Eric was mortified that WCW hadn't called Calgary to check things out and he felt absolutely awful about it, but the truth is that I was new to WCW and they didn't have any numbers to call and verify anything.
Still, that he was ready to fly me home and that he felt so bad about the mistake left quite an impression on me. Especially when I know from first-hand experience that most promoters don't treat wrestlers that way.
Take Survivor Series '91 for example.
Bruce was visiting with me on the road for a few days when we got the call that our brother, Dean, had died. I told Vince McMahon and his reaction was no reaction. It was like, "Oh, okay ... so now let's get back to talking about the pay-per-view..."
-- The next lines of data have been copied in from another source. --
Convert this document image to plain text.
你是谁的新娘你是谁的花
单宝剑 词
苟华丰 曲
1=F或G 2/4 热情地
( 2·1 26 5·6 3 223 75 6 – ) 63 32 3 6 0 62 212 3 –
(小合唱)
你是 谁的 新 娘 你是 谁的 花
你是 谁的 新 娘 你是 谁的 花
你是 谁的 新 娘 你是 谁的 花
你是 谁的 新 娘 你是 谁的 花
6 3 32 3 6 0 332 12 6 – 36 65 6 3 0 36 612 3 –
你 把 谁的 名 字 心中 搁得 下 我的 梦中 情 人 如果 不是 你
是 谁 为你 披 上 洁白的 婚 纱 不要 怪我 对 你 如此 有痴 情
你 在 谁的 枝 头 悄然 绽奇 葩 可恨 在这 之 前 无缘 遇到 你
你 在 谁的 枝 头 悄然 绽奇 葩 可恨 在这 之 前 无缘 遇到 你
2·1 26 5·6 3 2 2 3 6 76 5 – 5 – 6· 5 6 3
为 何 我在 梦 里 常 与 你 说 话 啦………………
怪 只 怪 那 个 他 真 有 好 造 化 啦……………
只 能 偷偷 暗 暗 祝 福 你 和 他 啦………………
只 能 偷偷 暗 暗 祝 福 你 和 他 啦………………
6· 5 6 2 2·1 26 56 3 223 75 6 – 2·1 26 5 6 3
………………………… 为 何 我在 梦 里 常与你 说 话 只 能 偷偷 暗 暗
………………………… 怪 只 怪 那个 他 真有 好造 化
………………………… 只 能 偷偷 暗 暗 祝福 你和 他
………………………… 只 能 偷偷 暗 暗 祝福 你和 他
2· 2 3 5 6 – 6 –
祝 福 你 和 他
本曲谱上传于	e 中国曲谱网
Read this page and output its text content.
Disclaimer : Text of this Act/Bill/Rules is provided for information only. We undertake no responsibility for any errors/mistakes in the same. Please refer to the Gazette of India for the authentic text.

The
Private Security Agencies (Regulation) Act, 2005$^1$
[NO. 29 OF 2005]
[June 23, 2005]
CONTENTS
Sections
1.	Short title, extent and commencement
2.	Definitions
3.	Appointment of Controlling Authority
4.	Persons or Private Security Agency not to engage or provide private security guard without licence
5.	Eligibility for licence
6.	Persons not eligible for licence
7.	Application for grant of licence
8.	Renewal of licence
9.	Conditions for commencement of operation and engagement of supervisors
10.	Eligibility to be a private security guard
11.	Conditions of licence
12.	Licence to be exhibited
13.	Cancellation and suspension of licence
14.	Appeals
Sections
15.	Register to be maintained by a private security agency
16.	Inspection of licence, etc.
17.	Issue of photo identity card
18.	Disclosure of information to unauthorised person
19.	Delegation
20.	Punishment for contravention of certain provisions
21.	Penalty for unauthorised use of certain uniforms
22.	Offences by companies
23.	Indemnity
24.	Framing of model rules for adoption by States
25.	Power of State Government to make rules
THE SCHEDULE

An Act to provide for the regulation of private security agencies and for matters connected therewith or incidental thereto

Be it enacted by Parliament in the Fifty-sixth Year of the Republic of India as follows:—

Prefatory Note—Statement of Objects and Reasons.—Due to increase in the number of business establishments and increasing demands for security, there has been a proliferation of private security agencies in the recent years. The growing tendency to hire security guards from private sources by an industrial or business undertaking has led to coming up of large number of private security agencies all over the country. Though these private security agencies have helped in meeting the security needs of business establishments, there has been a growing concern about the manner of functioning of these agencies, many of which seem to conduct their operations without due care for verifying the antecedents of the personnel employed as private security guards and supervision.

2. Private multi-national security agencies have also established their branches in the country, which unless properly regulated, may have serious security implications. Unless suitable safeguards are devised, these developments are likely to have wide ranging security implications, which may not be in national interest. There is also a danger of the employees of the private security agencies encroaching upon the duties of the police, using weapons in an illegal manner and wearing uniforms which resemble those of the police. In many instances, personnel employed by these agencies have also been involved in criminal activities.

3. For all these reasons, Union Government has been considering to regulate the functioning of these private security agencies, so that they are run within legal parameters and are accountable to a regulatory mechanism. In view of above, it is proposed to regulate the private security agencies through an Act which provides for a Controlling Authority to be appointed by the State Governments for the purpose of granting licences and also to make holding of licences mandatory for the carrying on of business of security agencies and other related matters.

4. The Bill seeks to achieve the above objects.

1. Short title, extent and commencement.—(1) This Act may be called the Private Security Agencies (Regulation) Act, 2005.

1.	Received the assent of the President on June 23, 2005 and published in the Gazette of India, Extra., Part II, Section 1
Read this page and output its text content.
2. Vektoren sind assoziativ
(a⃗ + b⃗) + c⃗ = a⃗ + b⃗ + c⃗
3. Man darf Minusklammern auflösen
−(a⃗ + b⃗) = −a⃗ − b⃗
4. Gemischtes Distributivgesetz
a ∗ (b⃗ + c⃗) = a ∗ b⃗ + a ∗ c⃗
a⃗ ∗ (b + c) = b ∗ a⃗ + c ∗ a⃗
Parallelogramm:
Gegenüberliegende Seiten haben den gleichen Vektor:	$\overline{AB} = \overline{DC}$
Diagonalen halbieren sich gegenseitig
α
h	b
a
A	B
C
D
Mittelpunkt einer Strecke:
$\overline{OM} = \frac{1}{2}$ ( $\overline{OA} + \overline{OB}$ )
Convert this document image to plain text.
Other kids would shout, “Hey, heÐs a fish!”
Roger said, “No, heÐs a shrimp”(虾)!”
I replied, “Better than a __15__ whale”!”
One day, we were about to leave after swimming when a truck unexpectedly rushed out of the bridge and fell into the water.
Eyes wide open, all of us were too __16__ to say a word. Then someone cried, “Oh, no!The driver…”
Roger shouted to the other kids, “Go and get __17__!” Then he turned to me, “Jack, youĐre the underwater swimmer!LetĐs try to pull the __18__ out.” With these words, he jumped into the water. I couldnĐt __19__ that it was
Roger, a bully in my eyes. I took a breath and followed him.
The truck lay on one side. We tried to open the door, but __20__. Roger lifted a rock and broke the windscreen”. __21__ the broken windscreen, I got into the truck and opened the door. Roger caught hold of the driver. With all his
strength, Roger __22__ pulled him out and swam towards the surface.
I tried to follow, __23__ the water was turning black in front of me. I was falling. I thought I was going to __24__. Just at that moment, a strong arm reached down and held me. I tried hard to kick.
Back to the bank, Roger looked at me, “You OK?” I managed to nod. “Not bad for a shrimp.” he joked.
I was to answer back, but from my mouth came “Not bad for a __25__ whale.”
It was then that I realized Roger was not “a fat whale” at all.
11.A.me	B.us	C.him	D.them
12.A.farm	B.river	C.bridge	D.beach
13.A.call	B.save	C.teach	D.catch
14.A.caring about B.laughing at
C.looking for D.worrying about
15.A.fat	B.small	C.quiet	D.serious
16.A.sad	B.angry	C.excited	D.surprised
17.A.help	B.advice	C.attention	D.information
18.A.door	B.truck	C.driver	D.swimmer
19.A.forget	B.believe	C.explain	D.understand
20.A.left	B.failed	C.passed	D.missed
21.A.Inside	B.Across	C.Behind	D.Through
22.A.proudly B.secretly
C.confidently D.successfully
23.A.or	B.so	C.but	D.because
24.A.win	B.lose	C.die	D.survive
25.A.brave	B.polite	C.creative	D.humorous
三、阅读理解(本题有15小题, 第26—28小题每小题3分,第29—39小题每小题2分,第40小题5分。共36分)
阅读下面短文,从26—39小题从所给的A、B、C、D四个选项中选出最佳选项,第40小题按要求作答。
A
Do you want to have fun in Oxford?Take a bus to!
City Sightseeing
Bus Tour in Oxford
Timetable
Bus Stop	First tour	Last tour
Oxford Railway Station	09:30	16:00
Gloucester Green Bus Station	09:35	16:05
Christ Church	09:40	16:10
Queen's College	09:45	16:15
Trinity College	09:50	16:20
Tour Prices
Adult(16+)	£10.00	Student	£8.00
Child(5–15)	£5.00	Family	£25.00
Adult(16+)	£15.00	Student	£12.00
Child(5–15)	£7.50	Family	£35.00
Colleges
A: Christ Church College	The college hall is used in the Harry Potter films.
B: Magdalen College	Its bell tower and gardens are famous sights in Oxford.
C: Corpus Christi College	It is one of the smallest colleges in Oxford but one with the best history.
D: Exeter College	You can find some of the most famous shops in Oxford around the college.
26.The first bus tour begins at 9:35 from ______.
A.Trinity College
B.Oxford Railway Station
Like it didn't even matter at all. Bruce was appalled at Vince's uncaring attitude, as was I, but I figured, in what is now notorious McMahon M.O., it was a case of "the show must go on." I wrestled three times in three towns before I went home to my family. I figured they'd say thank you when all was said and done.
They never did.
I hope when Bischoff's chapter is written into wrestling history, it talks about how Eric Bischoff is the guy who invented the nWo and turned a company that was losing money year after year into a company fighting for the No. 1 slot in the cable ratings week after week.
Sure, it would be easy to use Bischoff as a scapegoat but he was in a very difficult position and I don't envy the next guy to fill his shoes.
Long after I hang up my gear, I'll still think of Eric Bischoff as a friend and I'll still respect the way he took the high road.
Good luck in the next chapter, Eric.
What does all this mean to the future of The Hitman in WCW?
I have no idea!
We're all about to find out, together. The other day, a fan asked me what happened to Sting in the locker room. I told him I'm not sure, but I think he slipped on a banana peel.
Makes about as much sense as anything else.